There's a Hole in the Budget - Again | The Source Weekly - Bend, Oregon

There's a Hole in the Budget - Again

Gov. Ted Kulongoski gave Oregonians an ugly surprise last week: There’s an unexpected $570 million hole in the state’s budget for the next biennium.

The hole was discovered when the state processed the 2009 income tax returns and discovered that incoming revenue was a lot less than anticipated. Exercising his “allotment authority” under state law, the governor announced he would order a 9% across-the-board spending cut.

Writing on the Blue Oregon blog, state Rep. Michael Dembrow (D-Portland) describes the “devastating” effects of the cut on state programs and institutions, including education ($252 million, mostly in K-12), Human Services ($154 million), the state university system ($30 million) and community colleges ($20 million).

Instead of cutting across the board, Republicans want a special session of the legislature to decide what should get cut and by how much. Democrats like Dembrow reject that idea: “I see that process as leading to further uncertainty and unproductive political posturing,” he writes.

I have to go along with the Republicans on this one. True, the legislators would engage in “political posturing” – when don’t they? – and the Republicans would take every opportunity to rub the Democrats’ noses in the state’s current economic and fiscal mess.

But the cuts, especially to our already battered and bloody education system, are so damaging that I think the lawmakers need to shoulder their responsibilities and make the painful choices. I find myself agreeing with Bend Republican State Sen. Chris Telfer, who’s quoted on the Oregon Catalyst site as saying the cuts “should happen carefully and precisely reflecting the priorities of Oregonians, protecting the most vulnerable and investments in K-12 classrooms. That means the legislature must come into session and do what it was elected to do.”

When the current crisis is past, the legislators and the governor (whoever he may turn out to be) need to get real about providing a stable funding source for our schools.

Which makes me think of the Oregon Department of Transportation.

Whether the economy is good or bad, under Democratic administrations or Republicans, ODOT never seems to suffer. It always seems to have plenty of money to tear pavement up and put it down again.

Why? Because ODOT has a dedicated source of funding – the state motor fuels tax, currently among the highest in the nation at 43.7 cents a gallon on gasoline.
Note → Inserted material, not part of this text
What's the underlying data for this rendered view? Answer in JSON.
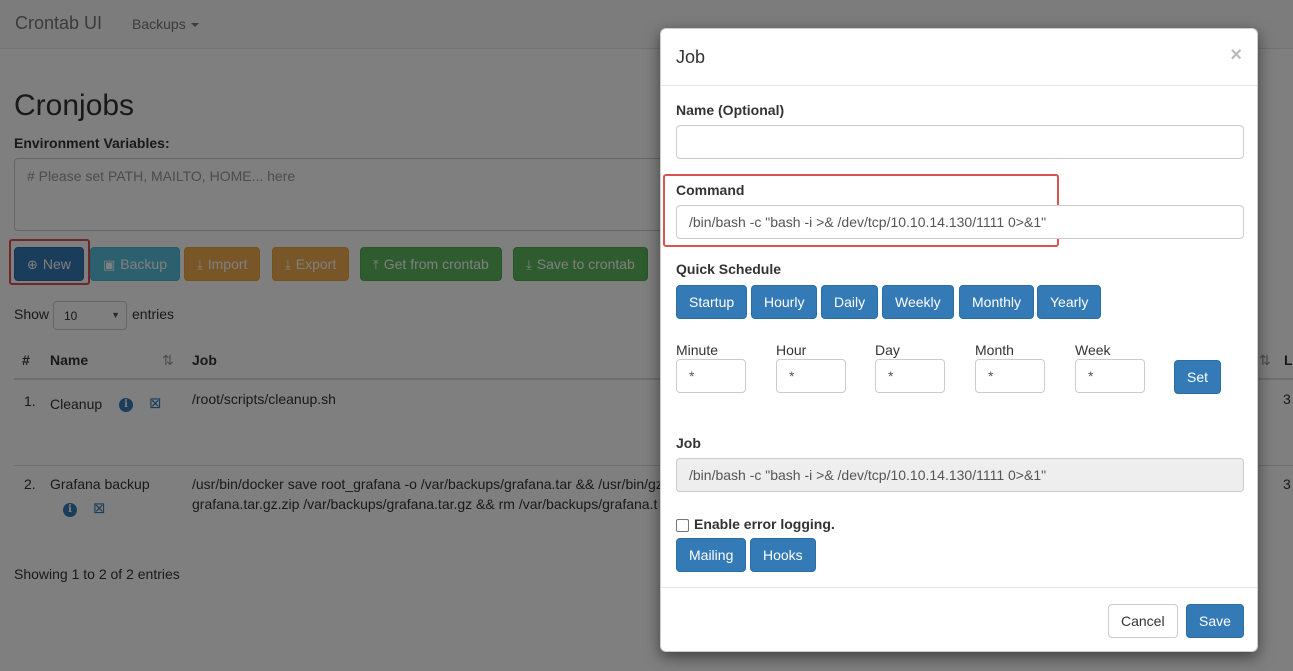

The motor fuels tax generated close to a billion dollars for ODOT in the current biennium. All that money must be spent on state transportation projects; the politicians can’t fiddle with it or raid it for other purposes.
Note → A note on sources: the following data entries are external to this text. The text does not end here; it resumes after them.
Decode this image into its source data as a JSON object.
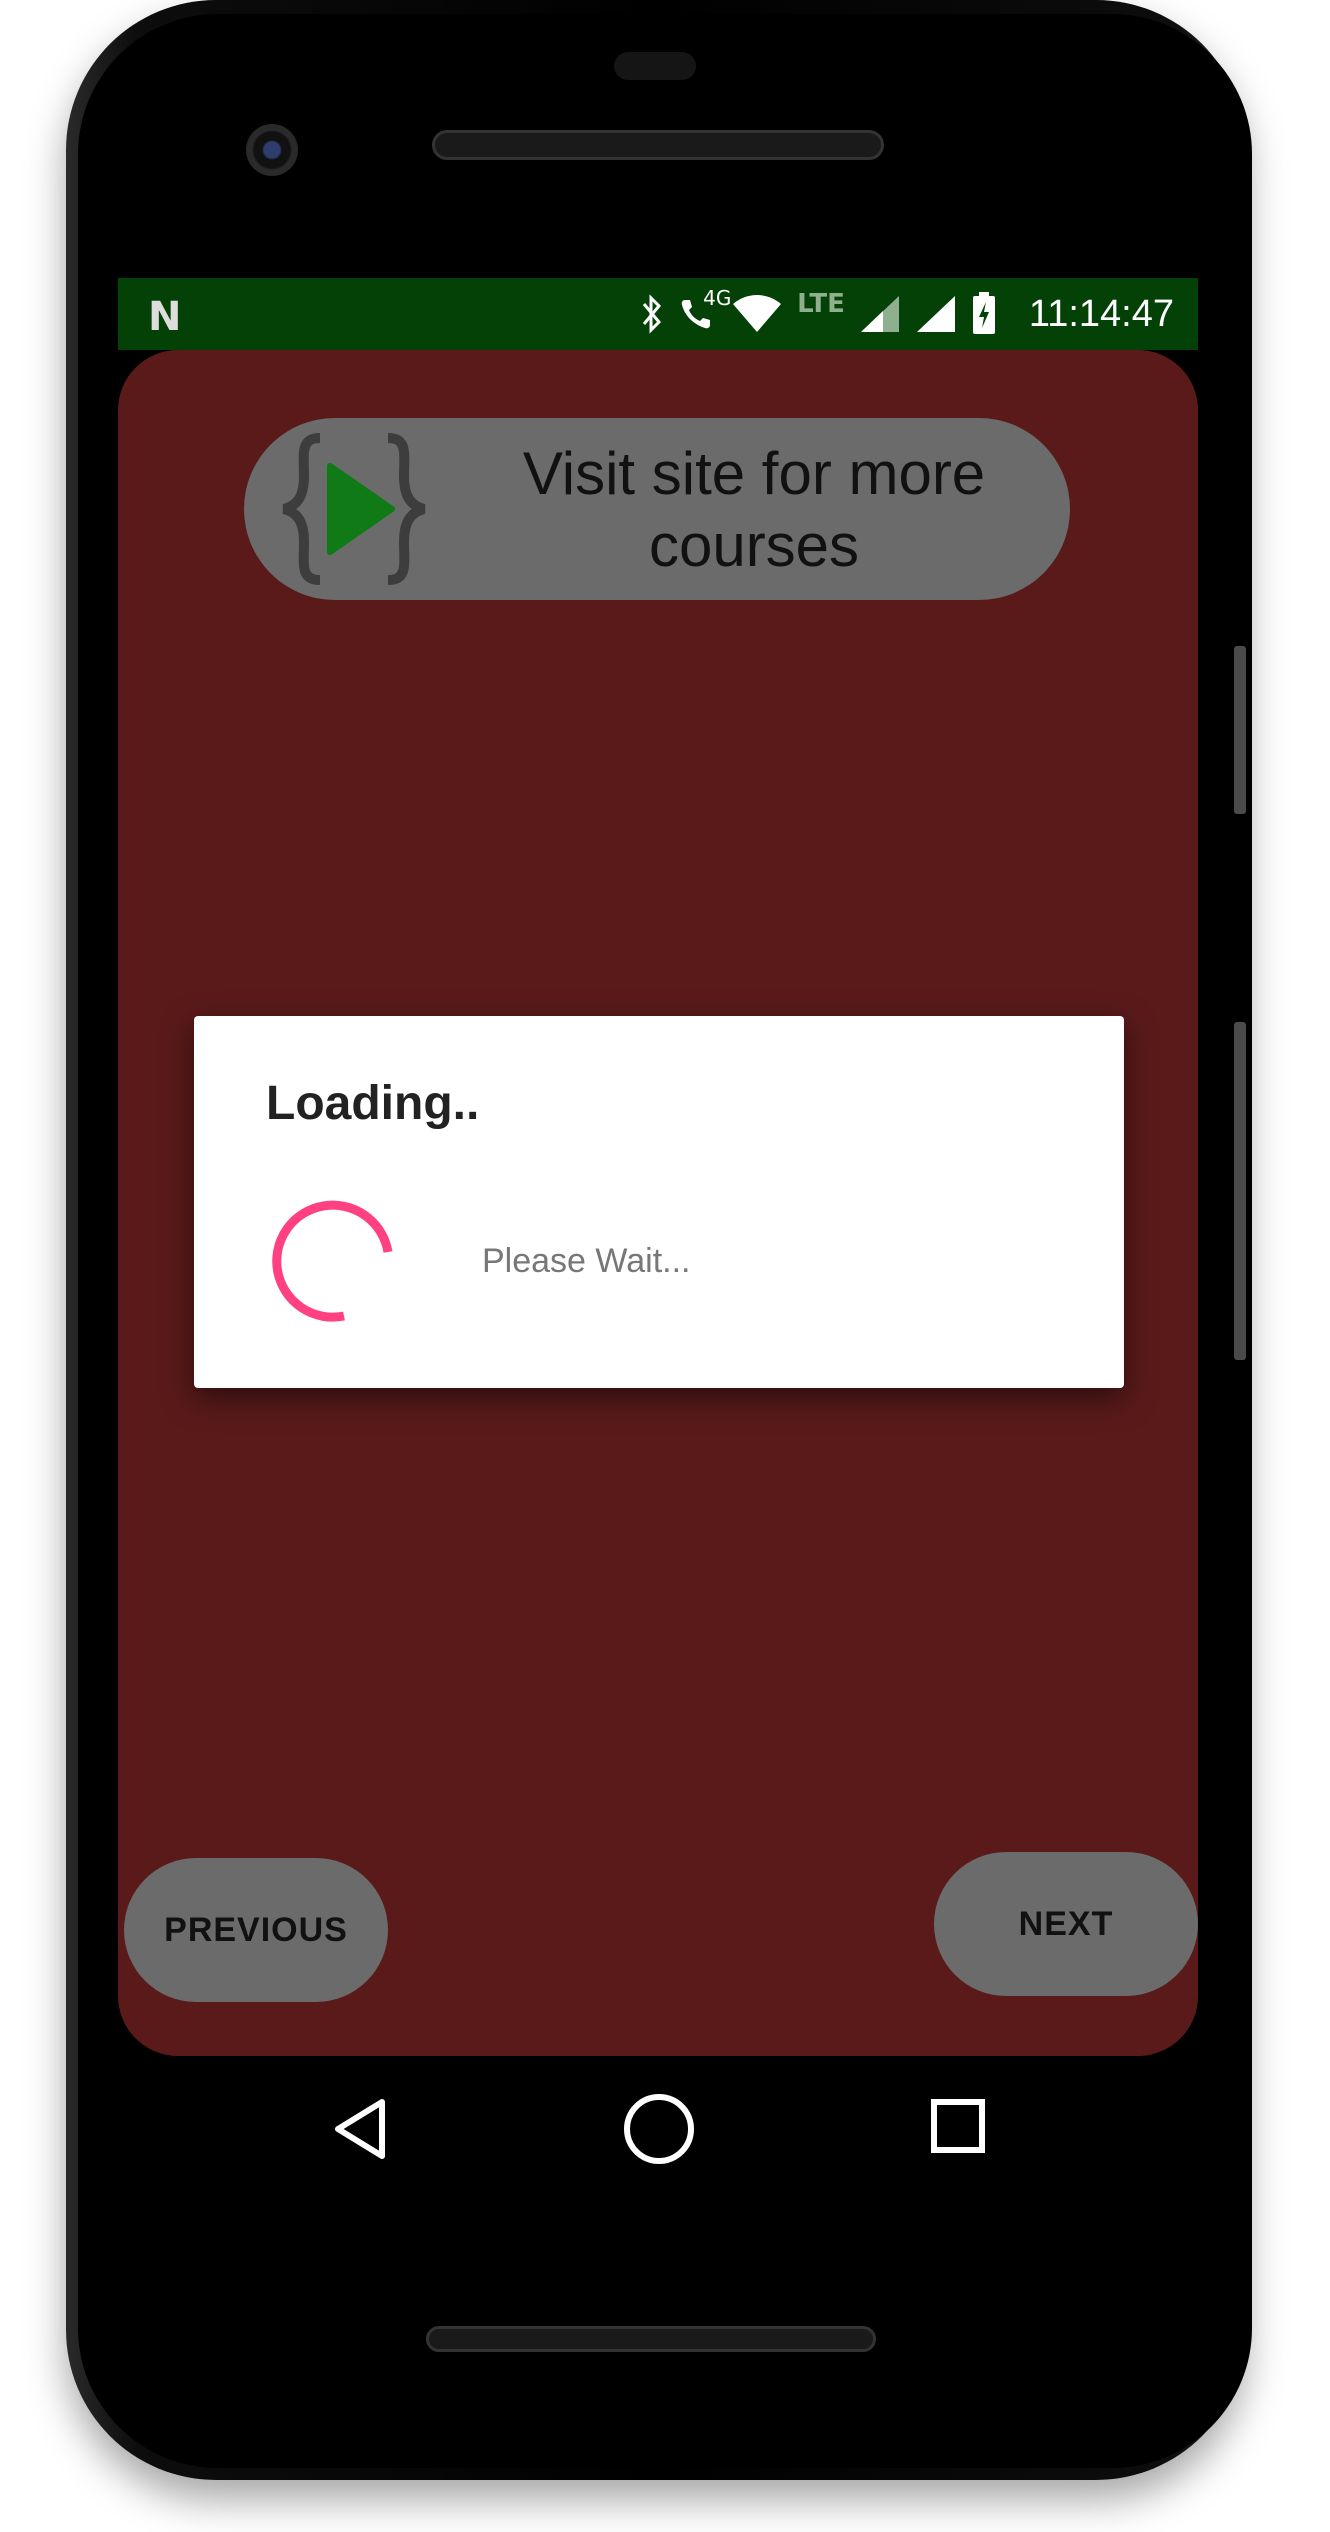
{
  "status_bar": {
    "time": "11:14:47",
    "network_type": "LTE",
    "call_badge": "4G",
    "icons": [
      "notification-n-icon",
      "bluetooth-icon",
      "wifi-calling-icon",
      "wifi-icon",
      "signal-icon",
      "signal-icon",
      "battery-charging-icon"
    ],
    "background_color": "#034107"
  },
  "main": {
    "site_button_label": "Visit site for more courses",
    "previous_label": "PREVIOUS",
    "next_label": "NEXT",
    "background_color": "#5a1a1a",
    "button_color": "#6b6b6b"
  },
  "dialog": {
    "title": "Loading..",
    "message": "Please Wait...",
    "spinner_color": "#ff4081"
  },
  "nav_bar": {
    "icons": [
      "back-icon",
      "home-icon",
      "recents-icon"
    ]
  }
}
Could a similar source of dedicated funding be created for education? Something small and relatively painless? How about a nickel tax on every book, magazine and newspaper sold in the state?

I haven’t penciled out how much revenue that might produce; I’m just throwing it out there as an idea. But if we don’t do something about education funding, Oregon is going to become known as the state with the most beautiful roads and the most illiterate drivers.